Sudahkah kita pastikan jiga orang orang trcinta kita agar selalu waspada pada hal yang satu ini? 
Jangan sampai kita dan org or tercinta kita kehilangan tiket syura karena syirik....
Nabi SAW juga mengajari kita satu doa yang disunnahkan dibaca setiap pagi dan petang, minta ampunan dan perlindungan dari dosa syirik ini... sudah hafal semua ya?
3⃣ jika seseorang pernah melakukan dosa besar dan sudah bertaubat apakah di akhirah kelak bisa merasakan surganya Allah ustadz? ataukah dr timbangan Allah yang menentukan? jika banyak yang baik langsung masuk surga atau sebaliknya? tanpa memperhitungkan amal baik atau buruknya di dunia? atau hanya ditentukan hasil akhirnya? syukron ustadz..
Jawab : 3⃣ Apapun dosa kita, jika kita bertaubat dengan sungguh sungguh, melaksanakan semua syarat diterimanya taubat..maka Allah SWT pasti mengampuni... dan dosa akan diganti dengan ampunan yang berbuah syurga..
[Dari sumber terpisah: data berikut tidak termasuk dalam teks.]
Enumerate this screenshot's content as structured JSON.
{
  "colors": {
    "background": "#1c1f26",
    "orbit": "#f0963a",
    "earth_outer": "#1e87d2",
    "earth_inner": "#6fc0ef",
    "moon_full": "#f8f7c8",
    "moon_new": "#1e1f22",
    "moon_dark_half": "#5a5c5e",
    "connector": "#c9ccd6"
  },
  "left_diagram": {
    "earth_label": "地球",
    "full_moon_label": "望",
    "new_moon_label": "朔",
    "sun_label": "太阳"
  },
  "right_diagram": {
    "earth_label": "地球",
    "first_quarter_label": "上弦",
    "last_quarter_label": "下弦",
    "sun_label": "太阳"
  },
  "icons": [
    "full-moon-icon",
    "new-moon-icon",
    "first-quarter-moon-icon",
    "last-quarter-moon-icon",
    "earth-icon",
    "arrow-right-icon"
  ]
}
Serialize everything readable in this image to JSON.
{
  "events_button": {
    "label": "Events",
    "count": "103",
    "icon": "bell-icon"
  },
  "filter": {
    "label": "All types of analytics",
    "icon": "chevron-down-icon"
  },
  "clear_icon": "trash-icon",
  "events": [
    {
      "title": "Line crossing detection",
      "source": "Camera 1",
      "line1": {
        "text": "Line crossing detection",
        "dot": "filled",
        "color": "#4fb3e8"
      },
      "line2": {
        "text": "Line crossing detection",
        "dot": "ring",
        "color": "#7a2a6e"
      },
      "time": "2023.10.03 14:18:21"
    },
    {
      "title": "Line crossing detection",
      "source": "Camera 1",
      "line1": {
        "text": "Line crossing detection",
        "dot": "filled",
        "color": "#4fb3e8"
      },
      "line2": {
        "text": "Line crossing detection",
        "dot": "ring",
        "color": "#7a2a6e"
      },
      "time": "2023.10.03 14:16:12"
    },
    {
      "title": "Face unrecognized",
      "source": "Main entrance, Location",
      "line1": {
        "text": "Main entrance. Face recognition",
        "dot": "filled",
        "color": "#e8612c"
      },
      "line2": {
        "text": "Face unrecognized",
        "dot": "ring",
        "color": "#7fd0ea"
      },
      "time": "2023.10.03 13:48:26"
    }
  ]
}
Namun masalahnya adalah kita tak tahu ajal kita sehingga kita harus berusaha keras dalam dua hal
1. Jangan sampai bersengaja jatuh dalam dosa besar 
2. Jangan tunda taubat kita sedetikpun

karena kita tak tahu kapan ajal kita...
4⃣jika seseorang telah melakukan dosa besar, apakah tanda tanda taubatnya diterima oleh Allah?
Jawab : Salah satu ciri taubat yang paling nampak ya, dia menjadi dekat dengan Allah, ada perubahan dalam ibadah hariannya, semakin baik.
Kemudian yang kedua yang juga nampak adalah dia hijrah menjauhi lingkungan yang buruk, yang menyebabkan mudah trjerumus..pindah ke lingkungan yang baik...bersama para sholihiin...
Dalam diri timbul penyelasan yang sangat, dan takut trjerumus lagi.

wallahualam
========================
 

 
Baiklah kita tutup dng Doa Kafaratul Majelis :


سبحانك اللهم وبحمدك أشهد ان لا إله إلا أنت أستغفرك وآتوب إليك 

Subhanakallahumma wabihamdika asyhadu allaailaaha illa anta astaghfiruka wa atuubu ilaika 
“Maha Suci Engkau ya Allah, dengan memuji-Mu aku bersaksi bahwa tiada sesembahan yang haq disembah melainkan diri-Mu, aku memohon pengampunan-Mu dan bertaubat kepada-Mu.”.